In the current study 3 eyes (9.4%), (2 silicon oil filled eyes and 1 SF6 gas filled eye) in the 23-gauge group and 5 eyes (15.6%), (2 silicon oil filled eyes, 2 SF6 gas filled eyes and 1 BSS filled eye) in the gauge group reported intraoperative hypotony and required suturing all 3 sclerotomy ports with 7-0 vicryl suture after removal of trocar. In Sedova et al14 30% eyes in 23 gauge group and 31% eyes in 25 gauge required suturing sclerotomy, which were statistically not significant. Y Nam et al13 reported a higher rate of sclerotomy suturing in the 23 gauge group (14.89% eyes) compared to the 25 gauge group (7.89% eyes). In the current study postoperative wound leakage and hypotony was not observed in any group, which has previously been described as a common complication. Intraoperative retinal tears were not reported in any group in the current study. Majority of subjects in the current study did not have any early complications. 6 eyes (18.75%) in each group presented with IOP elevation over 24mmHg in the first postoperative day. Ocular hypertension (IOP>24mmHg) was reported in 5 eyes(15.6%) in group 1, 3 eyes(9.4%) each in group 2 and group 3 at 1 week. After subsiding inflammation only 2 eyes(6.25%) in group 1, 1 eye (3.1%) each in group 2 and 3 remain with elevated IOP, which was managed by application of pressure-lowering drops.

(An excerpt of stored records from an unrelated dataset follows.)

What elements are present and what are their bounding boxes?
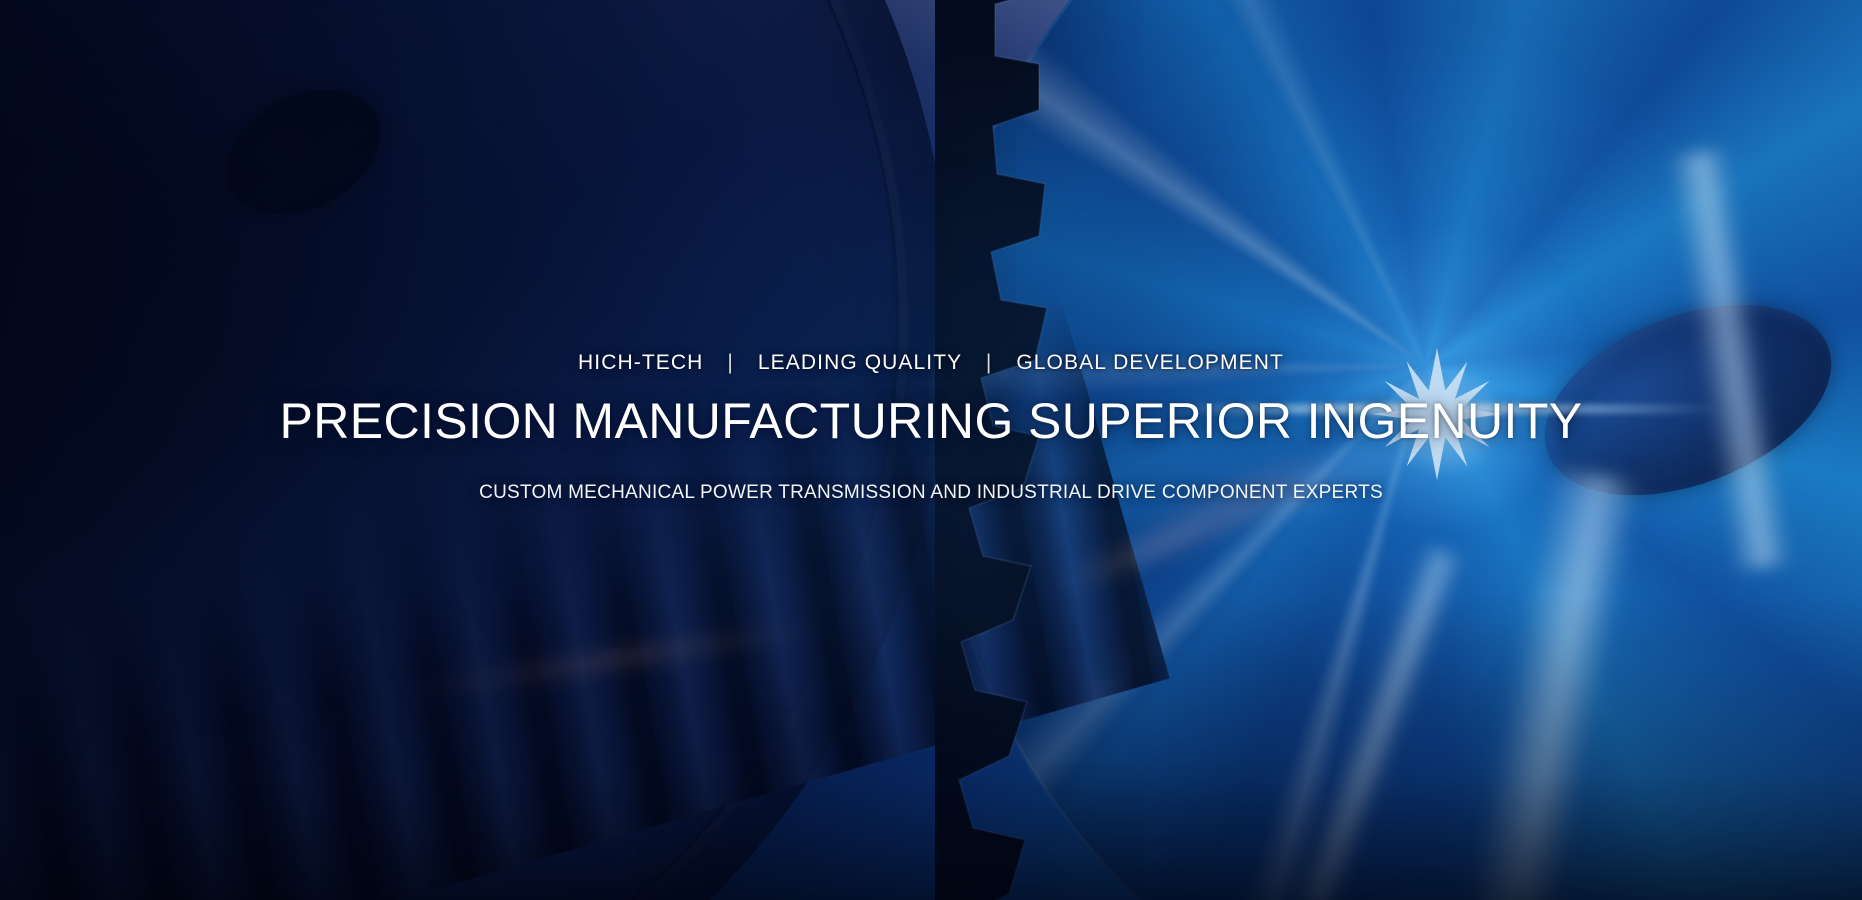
hero-headline: PRECISION MANUFACTURING SUPERIOR INGENUI… bbox=[0, 395, 1862, 448]
eyebrow-item-1: LEADING QUALITY bbox=[758, 351, 962, 374]
hero-copy-block: HICH-TECH | LEADING QUALITY | GLOBAL DEV… bbox=[0, 352, 1862, 504]
eyebrow-item-2: GLOBAL DEVELOPMENT bbox=[1016, 351, 1284, 374]
hero-subline: CUSTOM MECHANICAL POWER TRANSMISSION AND… bbox=[0, 482, 1862, 504]
eyebrow-separator-0: | bbox=[710, 352, 751, 373]
eyebrow-separator-1: | bbox=[969, 352, 1010, 373]
hero-banner: HICH-TECH | LEADING QUALITY | GLOBAL DEV… bbox=[0, 0, 1862, 900]
hero-eyebrow: HICH-TECH | LEADING QUALITY | GLOBAL DEV… bbox=[0, 352, 1862, 373]
eyebrow-item-0: HICH-TECH bbox=[578, 351, 703, 374]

No significant difference between all 3 groups. Postoperative hypotony was not reported in any group. Endophthalmitis was reported in 1 eye (3.12%) in group 1. In group 2, one subject, which was a case of endophthalmitis preoperatively, remained untreated and IOP also elevated postoperatively. 2 eyes (6.25%) had recurrent retinal detachment in each group. Vitreous hemorrhage in 1 eye(3.125) reported in group 3. Assessment of retinal status was carried out to determine the anatomical outcome of PPV with different gauge trocar systems. At final follow-up 29 eyes (90.6%) in each group had retina on, which shows similar anatomical success rate in all three groups. Similar results were reported by Sedova et al14 and Y Nam et al.15
In the current study, Group 1 subjects showed higher mean conjunctival hyperemia and subconjunctival hemorrhage compared to group 2 and 3 subjects at post-op day 1 and I week after surgery. The results were statistically significant. Y Nam et al15 reported similar conjunctival and corneal changes, only conjunctival edema at 1 week post op was significant.
Conclusion
To conclude, the findings of this interventional study of three groups for PPV with 20-23- and 25-gauges show that all the three systems are comparable in terms of functional and anatomical outcomes, assessed by Best corrected visual acuity (BCVA) and retinal status post-operatively. The size difference between 20,23 and 25-gauge cutters do not affect the speed of postoperative visual recovery, final visual acuity and retinal status. In this study, sutureless microincisional vitrectomy surgery with 23 and 25 gauge showed significantly shorter duration of surgery and quicker patient rehabilitation due to lower level of suture related discomfort and inflammation.